The ricin ring; or American survivalists revisited

It gets worse for Blair and company. Their Al Qaida ricin conspiracy is just another con.

Below the Irish Times has tracked the story down.

You won't see this story in the Mail the Express the Telegraph or the Sun though. Most people will go on believing that we are under threat from WMD.

We are only threatened by mistakes in our own laboratories!

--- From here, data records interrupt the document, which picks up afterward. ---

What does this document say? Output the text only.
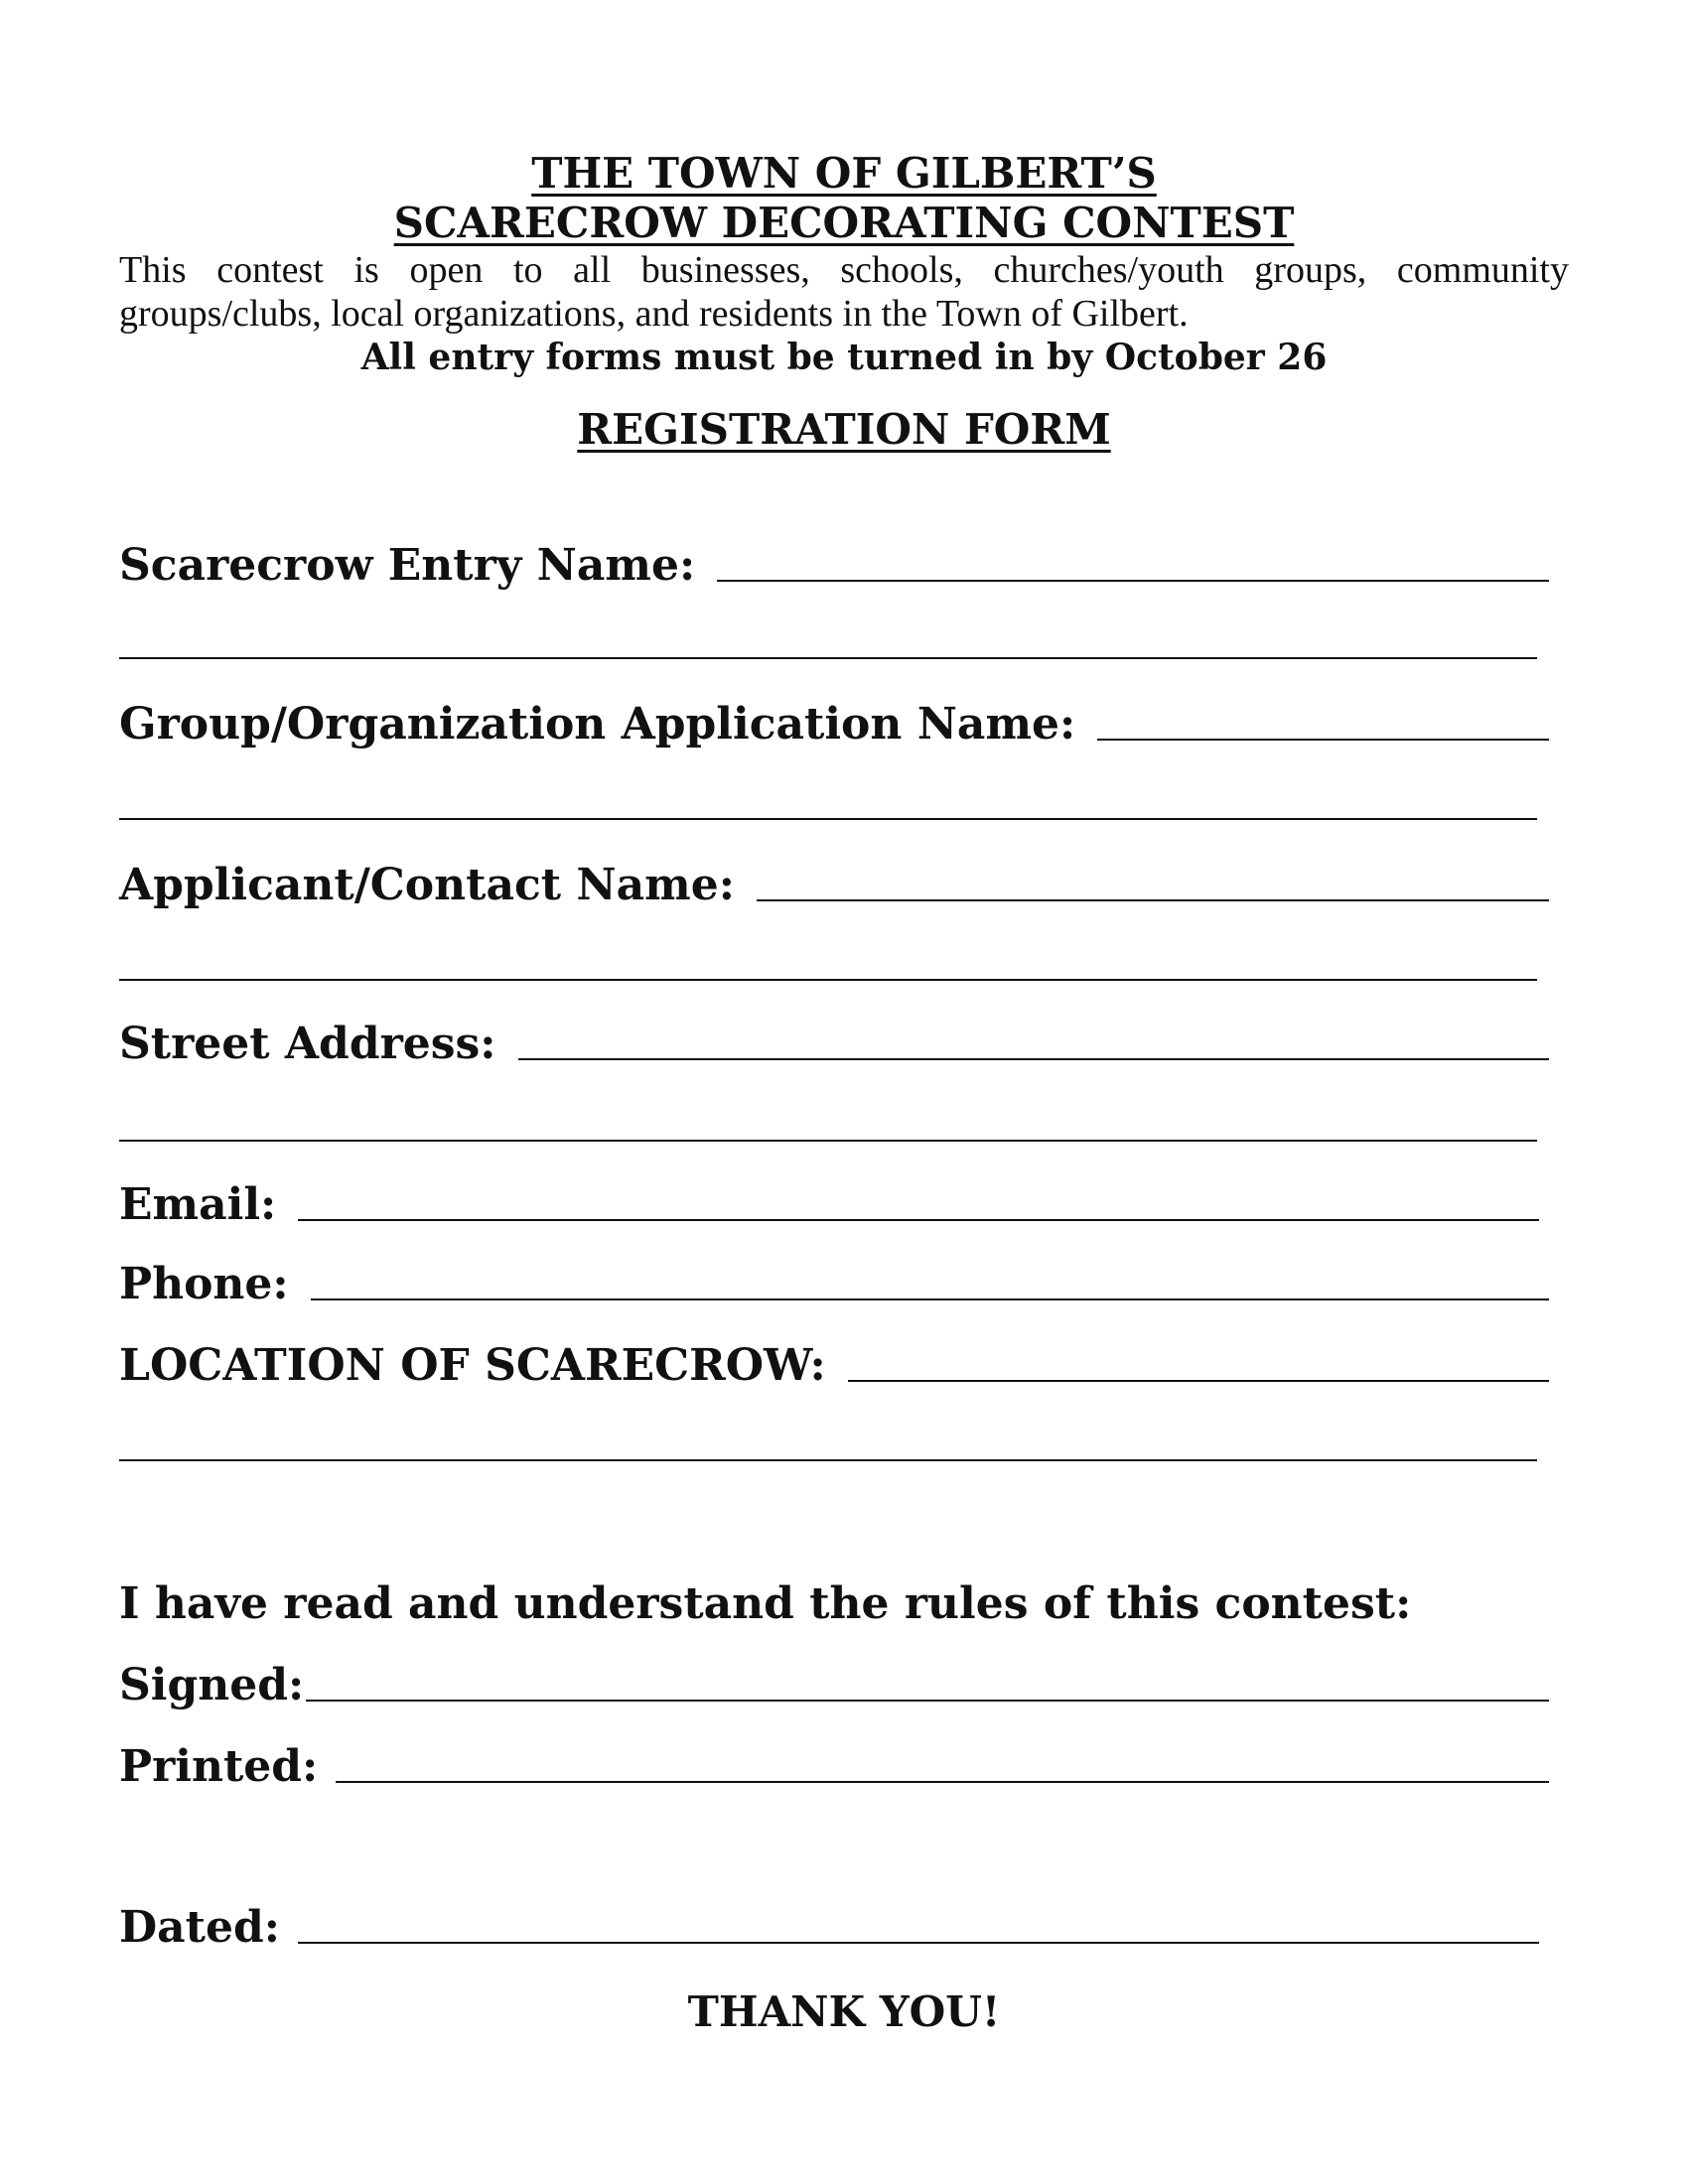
THE TOWN OF GILBERT’S
SCARECROW DECORATING CONTEST
This contest is open to all businesses, schools, churches/youth groups, community groups/clubs, local organizations, and residents in the Town of Gilbert.
All entry forms must be turned in by October 26
REGISTRATION FORM
Scarecrow Entry Name:
Group/Organization Application Name:
Applicant/Contact Name:
Street Address:
Email:
Phone:
LOCATION OF SCARECROW:
I have read and understand the rules of this contest:
Signed:
Printed:
Dated:
THANK YOU!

All the information roads led west - not to Kabul, but to California and the US midwest. The ricin recipes now seen on the internet were invented 20 years ago by survivalist Kurt Saxon, who advertises books and videos on the internet.Before the ricin ring trial began, I called him in Arizona. For $110, he sent me CDs and videos on bombs, missiles, booby-traps - and ricin. We gave a copy of the ricin video to the police. When, in October, I showed that the chemical lists found in London were an exact copy of pages on an internet site in Palo Alto, California, the prosecution gave up on the Kabul and al-Qaida claims. The most ironic twist was an attempt to introduce an "al-Qaida manual" into the case. The manual - called the Manual of the Afghan Jihad - had been found on a raid in Manchester in 2000. It was given to the FBI to produce in the 2001 New York trial relating to the first attack on the World Trade Centre. But it was not an al-Qaida manual. The name was invented by the US department of justice in 2001 and the contents were rushed on to the internet to aid a presentation to the Senate by the then attorney general, John Ashcroft, supporting the US Patriot Act. To show that the manual was written in the 1980s during the US-supported war against the Soviet occupation was easy. The ricin recipe it contained was a direct translation from a 1988 US book - The Poisoner's Handbook by Maxwell Hutchkinson. We have all been victims of this mass deception. I do not doubt that Bourgass would have contemplated causing harm if he was competent to do so. But he was an Islamist yobbo on his own, not an al-Qaida-trained super-terrorist. - (Guardian Service) Duncan Campbell is an investigative writer and a scientific expert witness on computers / telecommunications. He is author of "War Plan UK."